4. Decide where and how you're going to store your files. If you have a home office, that's the obvious choice. Things get a little trickier if you don't have a dedicated workspace. Do you really want to keep your files in the kitchen or under the dining room table? Depending on how many files you have, a nearby closet might be a good choice.


Or, consider buying or upcycling a multi-purpose piece of furniture that can double as file storage space. For example, build a filing chest like this one or turn one or two filing cabinets into a desk. I bought a tall, 4-drawer file cabinet from Goodwill for $10, spray painted it hot pink (about $5) and now have tons of space for files in my home office.


5. Just do it. It's easier, and much more appealing, to set aside 10-20 minutes at a time whenever you can, but I'd strongly suggest scheduling larger blocks of time. The faster you get this done, the better you'll feel. It's the perfect project for a rainy weekend day.


The trick to making any project easier and less stressful, as well as ending up with an end result you'll feel good about is to have the right tools or supplies.


Here's what I used:

  • shredder (one that fits on top of a small trash can is inexpensive and works just fine)

  • file folders

  • hanging file folders and plastic labels

  • pens or markers

  • file cabinet(s) or file storage box(es)

  • shallow inbox of papers that need to be filed (DO NOT use a deep box, it'll only invite you to stack up more papers in it)

  • recycling bin or box

  • scanner (optional, but very nice to have, many home office printers can scan documents)

And of course a how-to post wouldn't be complete without some cool tips:


  • If you're a visible and/or creative person, incorporate pops of color, like color-coded file labels or file folders

  • consider switching to paperless billing (this one doesn't work for me, but LOTS of people do it)

  • unsubscribe to magazines and print newsletters that you no longer want to receive

  • purge your filing system at least annually - I purge mine at the end of each year and place all those old bills and bank statements that I don't think I'll need but want to keep "just in case" in a large manila envelope with the year on it and store them in my attic. Every few years I go through the box of envelopes and shred/recycle whatever's in them. My theory is that if I haven't needed to open the envelope in the last few years, I probably won't, so there's no need to keep it.

  • Create tickler files. I have four quarterly hanging files with three file folders in each (one for each month in that quarter). This is where I store everything that I need to act on at some point in the future, but not now. For example, I have my piano tuner's business card in my March file to remind me have it tuned once a year... and I don't have to go searching for his card either. I also put a copy of my quarterly estimated tax payment form in the folder for each month that it's due. At the beginning of each month, I review the items in that month's tickler file and I'm good to go.
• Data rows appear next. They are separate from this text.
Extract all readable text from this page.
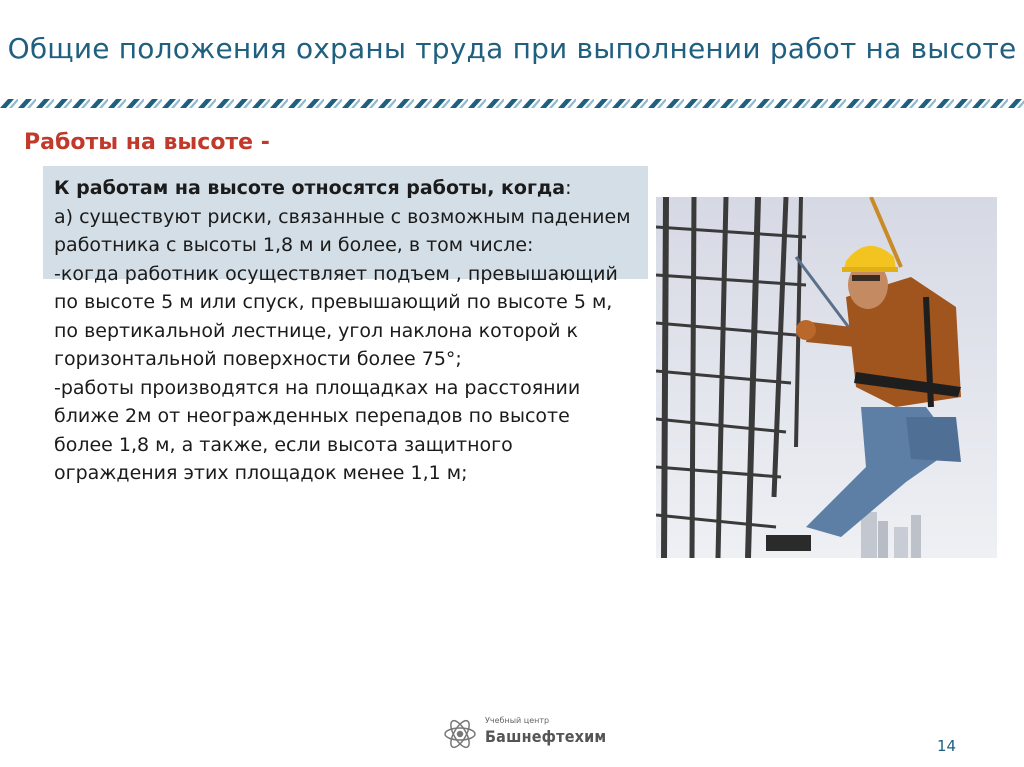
Общие положения охраны труда при выполнении работ на высоте
Работы на высоте -
К работам на высоте относятся работы, когда:
а) существуют риски, связанные с возможным падением работника с высоты 1,8 м и более, в том числе:
-когда работник осуществляет подъем , превышающий по высоте 5 м или спуск, превышающий по высоте 5 м, по вертикальной лестнице, угол наклона которой к горизонтальной поверхности более 75°;
-работы производятся на площадках на расстоянии ближе 2м от неогражденных перепадов по высоте более 1,8 м, а также, если высота защитного ограждения этих площадок менее 1,1 м;
Учебный центр
Башнефтехим	14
  • I know it's easy to look up just about anything online these days, but I still keep the user manuals for as long as I have the item. I've also started stapling the receipt to the manual so they're always together if I ever need it. I do the same with warranties, AFTER I go on-line and register the product. These can get pretty bulky, so I found a nice box with a lid that I put them all in.

  • Receipts are another item that can be tricky. I have a folder for each month that I use for receipts.